Oversight: Automated verification via pytest.

AI Model: Gemini 2.0 Flash
Actions Taken:
- Created ovos_localize.datasets package for generating ML datasets from parsed skills.
- Implemented classification.py for NLU intent datasets.
- Implemented translation.py for parallel corpora machine translation datasets.
- Created pipeline script scripts/generate_datasets.py to auto-generate JSONL files.
- Updated .github/workflows/update_data.yml to run the dataset generation in CI.
- Updated docs/index.md to document the Open Data datasets.
Oversight: Manual code review and local execution verified dataset generation success.

AI Model: Gemini 2.0 Flash
Actions Taken:
- Refactored generate_data.py and generate_datasets.py to enforce a 48MB limit per file.
- Implemented chunked JSON loading for per-skill detail files (e.g., ovos-skill-days-in-history.json split into 2 chunks).
- Updated index.html with a new fetchSkill helper to seamlessly handle multi-chunk skill data.
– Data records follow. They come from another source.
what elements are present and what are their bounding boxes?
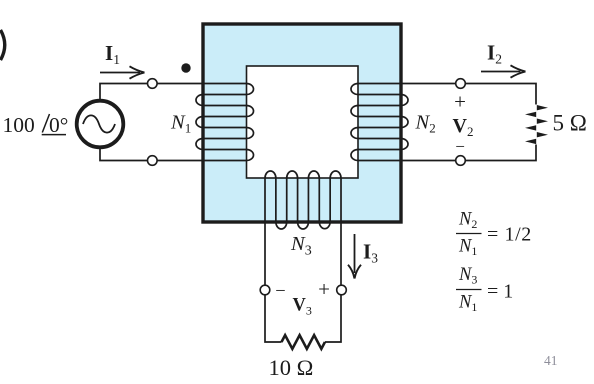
wire N3 left lead <box>264 222 266 290</box>
terminal V3 right <box>337 285 347 295</box>
wire top-right <box>401 84 536 105</box>
resistor R1 5ohm <box>537 105 548 110</box>
current arrow I2 <box>481 71 521 73</box>
svg-text:= 1/2: = 1/2 <box>487 224 532 246</box>
terminal right top <box>456 79 466 89</box>
winding N1 <box>196 84 253 161</box>
resistor R2 10ohm <box>282 335 325 349</box>
svg-text:N1: N1 <box>170 112 191 136</box>
core window <box>247 66 359 178</box>
winding N3 <box>265 171 341 229</box>
polarity dot <box>181 63 190 72</box>
svg-text:N3: N3 <box>458 265 477 287</box>
source VS 100/0 <box>77 101 124 148</box>
wire top-left <box>100 84 203 105</box>
svg-text:V3: V3 <box>293 296 312 318</box>
terminal left top <box>148 79 158 89</box>
wire V3 loop left <box>265 290 282 342</box>
svg-text:N2: N2 <box>415 112 436 136</box>
svg-text:I1: I1 <box>105 41 120 67</box>
wire bottom-right <box>401 145 536 161</box>
svg-text:100: 100 <box>3 113 35 137</box>
transformer core <box>203 24 401 222</box>
wire V3 loop right <box>325 290 341 342</box>
svg-text:0°: 0° <box>49 113 68 137</box>
svg-text:N3: N3 <box>290 233 312 259</box>
terminal V3 left <box>260 285 270 295</box>
svg-text:+: + <box>318 277 330 301</box>
svg-text:N1: N1 <box>458 237 477 259</box>
clipped parenthesis <box>1 30 5 60</box>
terminal left bottom <box>148 156 158 166</box>
svg-text:−: − <box>455 137 465 156</box>
svg-text:V2: V2 <box>453 115 474 139</box>
svg-text:−: − <box>275 282 285 302</box>
terminal right bottom <box>456 156 466 166</box>
svg-text:10 Ω: 10 Ω <box>269 355 314 380</box>
svg-text:41: 41 <box>544 353 558 368</box>
svg-text:5 Ω: 5 Ω <box>553 111 587 136</box>
svg-text:= 1: = 1 <box>487 281 513 303</box>
current arrow I3 <box>354 234 356 273</box>
wire bottom-left <box>100 144 203 161</box>
svg-text:N2: N2 <box>458 210 477 232</box>
svg-text:N1: N1 <box>458 293 477 315</box>
wire N3 right lead <box>340 222 342 290</box>
current arrow I1 <box>100 72 140 74</box>
svg-text:I3: I3 <box>363 240 378 266</box>
svg-text:I2: I2 <box>487 41 502 67</box>
winding N2 <box>351 84 408 161</box>
svg-text:+: + <box>454 90 466 114</box>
- Updated ML dataset generators to expand all sentence templates ((a|b), [optional]) into unique utterances.
- Implemented data cleaning for ML datasets: lowercase, remove extra whitespace, and deduplicate.
- Refactored dataset.tsv to use expansion and splitting (now 100MB+ split into 3 files).
- Removed JSON indentation across all generated data to optimize file size.
Oversight: Verified file sizes are < 50MB and content is expanded/cleaned via local execution.